Chassé-croisé tragique au Nigeria : 51 élèves retrouvés après un enlèvement massif

Le 23 novembre, le président du Nigeria, Bola Ahmed Tinubu, a annoncé que 51 des 303 élèves enlevés dans une école catholique mixte de l’État du Niger ont réussi à s’échapper et à retrouver leurs familles. Alors que cette situation soulève des inquiétudes croissantes face aux violences récurrentes dans le pays, d’autres attaques ont également été rapportées.
Un enlèvement choquant
L’attaque s’est produite le 21 novembre, lorsqu’un groupe armé non identifié a pris d’assaut l’école Saint Mary, entraînant l’enlèvement de 303 élèves et 12 enseignants. Ces jeunes, âgés de 8 à 18 ans, représentent près de la moitié des étudiants inscrits dans cet établissement. La évacuation a suscité des réactions politiques ; Tinubu a exprimé sa satisfaction sur X, se déclarant « heureux que 51 des élèves disparus de l’école catholique aient été retrouvés ».
Deux autres attaques en début de semaine
À quelques centaines de kilomètres, une autre attaque a eu lieu le 17 novembre dans un lycée de l’État voisin de Kebbi, où des hommes armés ont enlevé 25 jeunes filles, dont une seule est parvenue à fuir. Près d’une semaine plus tard, les autres restent disparues malgré la localisation présumée de leurs lieux de détention.
Le lendemain soir, une église pentecôtiste située à Eruku a été attaquée durant un service retransmis en direct. Deux personnes ont perdu la vie et plusieurs sont portées disparues.

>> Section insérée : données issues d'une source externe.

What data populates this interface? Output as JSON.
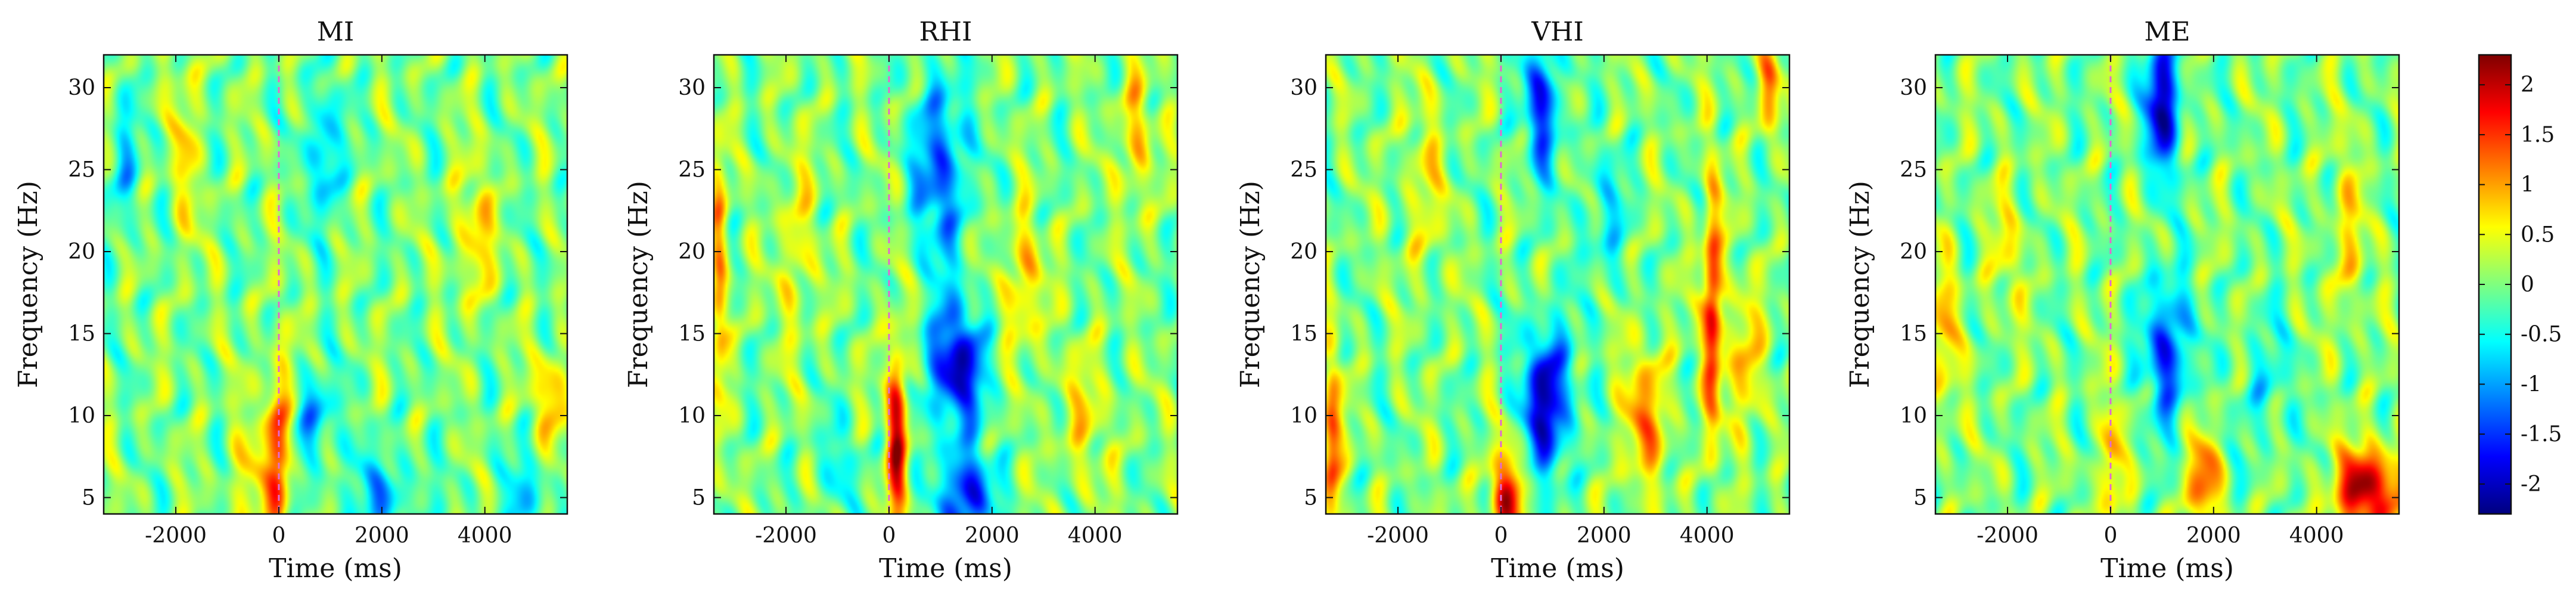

En réponse aux violences répétées, Tinubu a annulé ses engagements internationaux et a confirmé que les forces de sécurité avaient réussi à libérer « les 38 fidèles » captifs lors cette attaque.
L’impact sur l’éducation
Ces vagues d’enlèvements provoquent la fermeture préventive d’établissements scolaires à travers tout le Nigeria. Ce pays est déjà confronté depuis plus d’une décennie à l’insurrection islamiste au nord-est et aux activités criminelles croissantes menées par des groupes locaux appelés « bandits ». Ces actes sont souvent accompagnés d’enlèvements pour rançon.

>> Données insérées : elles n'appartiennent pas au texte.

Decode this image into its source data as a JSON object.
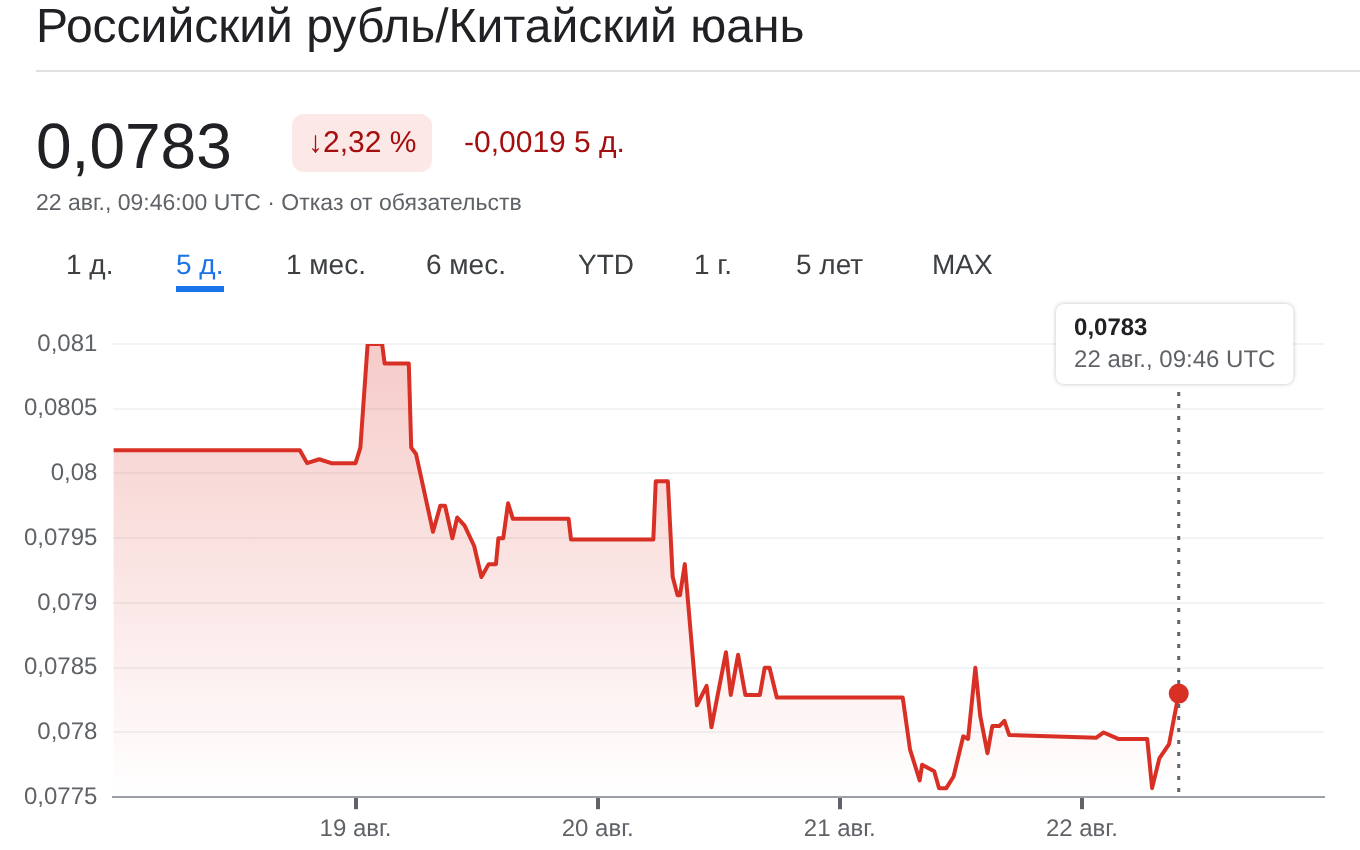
{
  "chart_data": {
    "type": "area",
    "title": "Российский рубль/Китайский юань",
    "annotations": [
      "0,0783",
      "↓2,32 %",
      "-0,0019 5 д.",
      "22 авг., 09:46:00 UTC · Отказ от обязательств",
      "1 д.",
      "5 д.",
      "1 мес.",
      "6 мес.",
      "YTD",
      "1 г.",
      "5 лет",
      "MAX",
      "0,0783"
    ],
    "x": [
      18.0,
      18.77,
      18.8,
      18.85,
      18.9,
      19.0,
      19.02,
      19.05,
      19.11,
      19.12,
      19.22,
      19.23,
      19.25,
      19.32,
      19.35,
      19.37,
      19.4,
      19.42,
      19.45,
      19.49,
      19.52,
      19.55,
      19.58,
      19.59,
      19.61,
      19.63,
      19.65,
      19.88,
      19.89,
      20.23,
      20.24,
      20.29,
      20.31,
      20.33,
      20.34,
      20.36,
      20.41,
      20.45,
      20.47,
      20.53,
      20.55,
      20.58,
      20.61,
      20.67,
      20.69,
      20.71,
      20.74,
      21.26,
      21.29,
      21.33,
      21.34,
      21.39,
      21.41,
      21.44,
      21.47,
      21.51,
      21.53,
      21.56,
      21.58,
      21.61,
      21.63,
      21.66,
      21.68,
      21.7,
      22.06,
      22.09,
      22.15,
      22.27,
      22.29,
      22.32,
      22.36,
      22.4
    ],
    "series": [
      {
        "color": "#d93025",
        "values": [
          0.08018,
          0.08018,
          0.08008,
          0.08011,
          0.08008,
          0.08008,
          0.0802,
          0.081,
          0.081,
          0.08085,
          0.08085,
          0.0802,
          0.08015,
          0.07955,
          0.07975,
          0.07975,
          0.0795,
          0.07966,
          0.0796,
          0.07944,
          0.0792,
          0.0793,
          0.0793,
          0.0795,
          0.0795,
          0.07977,
          0.07965,
          0.07965,
          0.07949,
          0.07949,
          0.07994,
          0.07994,
          0.0792,
          0.07906,
          0.07906,
          0.0793,
          0.07821,
          0.07836,
          0.07804,
          0.07862,
          0.07829,
          0.0786,
          0.07829,
          0.07829,
          0.0785,
          0.0785,
          0.07827,
          0.07827,
          0.07787,
          0.07763,
          0.07775,
          0.0777,
          0.07757,
          0.07757,
          0.07766,
          0.07797,
          0.07795,
          0.0785,
          0.07813,
          0.07784,
          0.07805,
          0.07805,
          0.07809,
          0.07798,
          0.07796,
          0.078,
          0.07795,
          0.07795,
          0.07757,
          0.0778,
          0.07791,
          0.0783
        ]
      }
    ],
    "xlim": [
      18,
      23
    ],
    "xticks": [
      {
        "value": 19,
        "label": "19 авг."
      },
      {
        "value": 20,
        "label": "20 авг."
      },
      {
        "value": 21,
        "label": "21 авг."
      },
      {
        "value": 22,
        "label": "22 авг."
      }
    ],
    "ylim": [
      0.0775,
      0.081
    ],
    "yticks": [
      {
        "value": 0.0775,
        "label": "0,0775"
      },
      {
        "value": 0.078,
        "label": "0,078"
      },
      {
        "value": 0.0785,
        "label": "0,0785"
      },
      {
        "value": 0.079,
        "label": "0,079"
      },
      {
        "value": 0.0795,
        "label": "0,0795"
      },
      {
        "value": 0.08,
        "label": "0,08"
      },
      {
        "value": 0.0805,
        "label": "0,0805"
      },
      {
        "value": 0.081,
        "label": "0,081"
      }
    ],
    "ref_lines": [
      {
        "axis": "x",
        "value": 22.4,
        "label": "22 авг., 09:46 UTC",
        "line_style": "dotted",
        "color": "#5f6368"
      }
    ],
    "grid": "y",
    "legend": false,
    "marker": "none",
    "line_style": "solid"
  }
}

Ce contexte rappelle douloureusement l’énorme enlèvement qui eut lieu en avril 2014 quand près de 300 filles furent capturées par Boko Haram à Chibok. Plus d’une décennie après ces événements tragiques, certaines restent toujours introuvables. Aisha Yesufu, cofondatrice du mouvement #BringBackOurGirls (Ramenez nos filles), déplore que les autorités n’agissent pas efficacement contre ces crimes.

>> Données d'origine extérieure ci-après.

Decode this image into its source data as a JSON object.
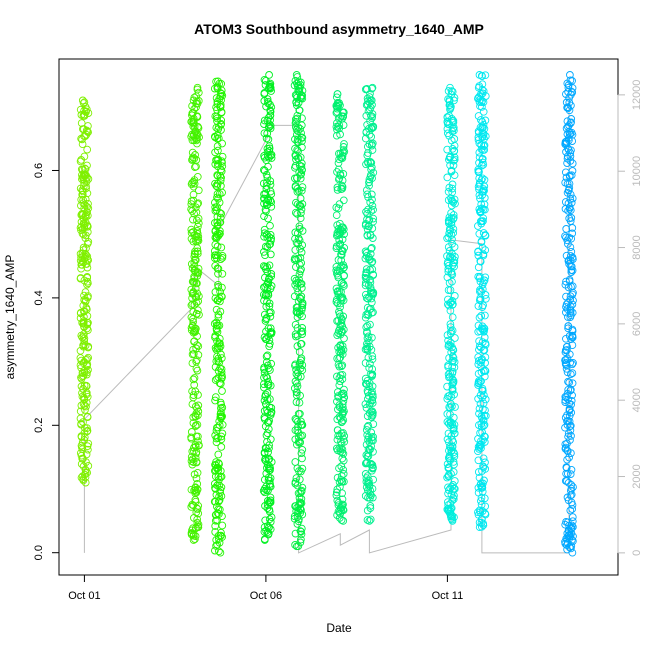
{
  "chart_data": {
    "type": "scatter",
    "title": "ATOM3 Southbound asymmetry_1640_AMP",
    "xlabel": "Date",
    "ylabel": "asymmetry_1640_AMP",
    "x_axis": {
      "unit": "days of October",
      "range": [
        0.3,
        15.7
      ],
      "ticks": [
        {
          "value": 1,
          "label": "Oct 01"
        },
        {
          "value": 6,
          "label": "Oct 06"
        },
        {
          "value": 11,
          "label": "Oct 11"
        }
      ]
    },
    "y_axis": {
      "range": [
        -0.035,
        0.775
      ],
      "ticks": [
        {
          "value": 0.0,
          "label": "0.0"
        },
        {
          "value": 0.2,
          "label": "0.2"
        },
        {
          "value": 0.4,
          "label": "0.4"
        },
        {
          "value": 0.6,
          "label": "0.6"
        }
      ]
    },
    "y2_axis": {
      "range": [
        -580,
        12940
      ],
      "color": "#bbbbbb",
      "ticks": [
        {
          "value": 0,
          "label": "0"
        },
        {
          "value": 2000,
          "label": "2000"
        },
        {
          "value": 4000,
          "label": "4000"
        },
        {
          "value": 6000,
          "label": "6000"
        },
        {
          "value": 8000,
          "label": "8000"
        },
        {
          "value": 10000,
          "label": "10000"
        },
        {
          "value": 12000,
          "label": "12000"
        }
      ]
    },
    "grid": false,
    "marker": "open-circle",
    "series": [
      {
        "x": 1.0,
        "ymin": 0.11,
        "ymax": 0.71,
        "color": "#7ff000"
      },
      {
        "x": 4.05,
        "ymin": 0.02,
        "ymax": 0.73,
        "color": "#44f200"
      },
      {
        "x": 4.7,
        "ymin": 0.0,
        "ymax": 0.74,
        "color": "#22f500"
      },
      {
        "x": 6.05,
        "ymin": 0.02,
        "ymax": 0.75,
        "color": "#00f020"
      },
      {
        "x": 6.9,
        "ymin": 0.01,
        "ymax": 0.75,
        "color": "#00f040"
      },
      {
        "x": 8.05,
        "ymin": 0.05,
        "ymax": 0.72,
        "color": "#00f070"
      },
      {
        "x": 8.85,
        "ymin": 0.05,
        "ymax": 0.73,
        "color": "#00f090"
      },
      {
        "x": 11.1,
        "ymin": 0.05,
        "ymax": 0.73,
        "color": "#00eedd"
      },
      {
        "x": 11.95,
        "ymin": 0.04,
        "ymax": 0.75,
        "color": "#00e8f0"
      },
      {
        "x": 14.35,
        "ymin": 0.0,
        "ymax": 0.75,
        "color": "#00a8ff"
      }
    ],
    "count_line": {
      "color": "#bbbbbb",
      "points": [
        [
          1.0,
          0
        ],
        [
          1.0,
          3500
        ],
        [
          4.05,
          6500
        ],
        [
          4.05,
          7500
        ],
        [
          4.7,
          7000
        ],
        [
          4.7,
          8500
        ],
        [
          6.05,
          10900
        ],
        [
          6.05,
          11200
        ],
        [
          6.9,
          11200
        ],
        [
          6.9,
          0
        ],
        [
          8.05,
          500
        ],
        [
          8.05,
          200
        ],
        [
          8.85,
          600
        ],
        [
          8.85,
          0
        ],
        [
          11.1,
          600
        ],
        [
          11.1,
          8200
        ],
        [
          11.95,
          8100
        ],
        [
          11.95,
          0
        ],
        [
          14.35,
          0
        ],
        [
          14.35,
          12000
        ]
      ]
    }
  }
}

Des réactions internationales
La récente succession d’attaques n’a pas échappé aux critiques internationales. L’ancien président américain Donald Trump avait qualifié ces événements survenant au Nigeria « de honte ». Il accusa même les autorités nigériennes de tolérer les meurtres commis par des islamistes radicaux contre les chrétiens. De son côté, Abuja condamne ces accusations comme étant « erronées », niant toute forme systématique de persécution religieuse dans un pays profondément divisé entre musulmans au nord et chrétiens au sud.
Face à ce cycle interminable de violence et d’enlèvements massifs pour rançon ou représailles religieuses, la situation reste extrêmement préoccupante pour la sécurité scolaire et civile au Nigéria.